Abstract: The now well-broadcast digital bias we find in the computer age follows from the racist underpinnings of the earlier transcontinental network. It isn’t so much that the two networks are merely comparable and similar, but that the digital communication network is built on top of the transportation one. History isn’t one damn thing after another; it is one new layer on top of the last. The prior eras live with us, under our feet, as the very structures we talk about when we talk about structural oppression, or structural racism, or systemic bias. Addressing digital racism requires excavating that past.
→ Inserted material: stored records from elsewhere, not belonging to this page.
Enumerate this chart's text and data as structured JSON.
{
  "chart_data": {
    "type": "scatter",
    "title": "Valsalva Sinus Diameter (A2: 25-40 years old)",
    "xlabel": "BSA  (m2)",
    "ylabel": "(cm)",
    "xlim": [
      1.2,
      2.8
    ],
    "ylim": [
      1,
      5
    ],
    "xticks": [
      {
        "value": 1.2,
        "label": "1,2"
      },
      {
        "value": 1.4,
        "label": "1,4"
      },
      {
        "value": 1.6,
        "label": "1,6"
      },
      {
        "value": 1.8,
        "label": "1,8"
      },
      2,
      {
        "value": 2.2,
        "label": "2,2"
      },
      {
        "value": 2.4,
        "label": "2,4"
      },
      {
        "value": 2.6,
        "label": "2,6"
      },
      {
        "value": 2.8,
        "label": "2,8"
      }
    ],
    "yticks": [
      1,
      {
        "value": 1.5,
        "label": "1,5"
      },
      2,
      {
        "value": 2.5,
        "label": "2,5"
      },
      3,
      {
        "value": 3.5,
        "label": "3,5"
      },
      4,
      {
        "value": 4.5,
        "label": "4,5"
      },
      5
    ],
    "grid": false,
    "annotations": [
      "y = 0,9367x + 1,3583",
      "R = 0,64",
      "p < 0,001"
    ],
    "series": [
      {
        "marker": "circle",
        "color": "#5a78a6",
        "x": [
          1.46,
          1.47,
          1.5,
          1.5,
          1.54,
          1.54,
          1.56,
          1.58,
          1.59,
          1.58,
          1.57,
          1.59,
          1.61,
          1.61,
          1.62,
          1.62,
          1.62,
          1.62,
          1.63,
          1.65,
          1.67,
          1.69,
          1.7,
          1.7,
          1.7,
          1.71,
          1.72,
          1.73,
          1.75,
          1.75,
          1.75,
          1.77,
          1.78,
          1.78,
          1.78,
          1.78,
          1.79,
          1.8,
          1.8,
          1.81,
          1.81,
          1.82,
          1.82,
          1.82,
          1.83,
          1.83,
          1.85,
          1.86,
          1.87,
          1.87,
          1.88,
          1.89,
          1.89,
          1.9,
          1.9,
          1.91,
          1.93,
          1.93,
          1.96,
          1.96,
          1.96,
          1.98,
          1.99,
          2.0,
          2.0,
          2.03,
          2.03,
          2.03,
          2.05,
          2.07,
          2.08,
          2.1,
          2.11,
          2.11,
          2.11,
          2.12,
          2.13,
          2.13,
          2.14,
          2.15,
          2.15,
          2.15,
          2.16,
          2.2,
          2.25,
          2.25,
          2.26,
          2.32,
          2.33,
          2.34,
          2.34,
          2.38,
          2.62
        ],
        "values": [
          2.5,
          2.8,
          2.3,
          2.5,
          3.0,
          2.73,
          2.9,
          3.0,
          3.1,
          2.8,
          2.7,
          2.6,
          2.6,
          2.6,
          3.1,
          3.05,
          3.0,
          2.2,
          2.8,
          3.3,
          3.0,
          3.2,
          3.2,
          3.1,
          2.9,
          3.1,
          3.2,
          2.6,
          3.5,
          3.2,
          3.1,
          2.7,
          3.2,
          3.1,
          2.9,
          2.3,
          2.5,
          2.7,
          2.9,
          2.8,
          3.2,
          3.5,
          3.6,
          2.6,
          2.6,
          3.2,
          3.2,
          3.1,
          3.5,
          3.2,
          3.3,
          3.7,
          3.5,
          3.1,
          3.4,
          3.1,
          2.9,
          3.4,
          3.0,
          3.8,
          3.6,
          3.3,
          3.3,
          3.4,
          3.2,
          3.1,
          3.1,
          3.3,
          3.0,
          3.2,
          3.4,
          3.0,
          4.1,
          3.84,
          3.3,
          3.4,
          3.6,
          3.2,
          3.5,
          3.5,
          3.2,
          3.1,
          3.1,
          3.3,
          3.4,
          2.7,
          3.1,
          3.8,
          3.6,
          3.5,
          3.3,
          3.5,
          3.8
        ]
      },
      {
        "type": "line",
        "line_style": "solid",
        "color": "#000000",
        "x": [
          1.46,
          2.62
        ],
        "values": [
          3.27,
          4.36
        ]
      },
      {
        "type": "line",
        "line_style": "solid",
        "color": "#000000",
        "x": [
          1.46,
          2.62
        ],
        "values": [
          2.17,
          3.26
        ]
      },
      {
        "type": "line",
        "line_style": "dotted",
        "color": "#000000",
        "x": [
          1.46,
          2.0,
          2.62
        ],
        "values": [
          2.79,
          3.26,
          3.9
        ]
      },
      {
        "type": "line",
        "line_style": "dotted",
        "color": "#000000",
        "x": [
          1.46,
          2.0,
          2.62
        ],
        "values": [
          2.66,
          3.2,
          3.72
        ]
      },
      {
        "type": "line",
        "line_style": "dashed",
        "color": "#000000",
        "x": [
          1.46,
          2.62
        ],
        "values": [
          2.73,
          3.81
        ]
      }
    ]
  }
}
Drawing the internet and railroad eras together also asks us to grapple with historically produced structures rather than just tinkering with new apps. Technologies are value-laden, and technologies built on the template of others can inherit those values: exploitation, erasure, and racism are deeply embedded in both transportation and communication networks. Let’s get digging.
The Lecture on the Historical Structure of Digital Racism was part of the Olmsted Series on Race and Racial Justice. The event was sponsored by the Department of Philosophy, Engineering Studies Program, Hanson Center for Inclusive STEM Education, and Lafayette Forum on Technology and the Liberal Arts.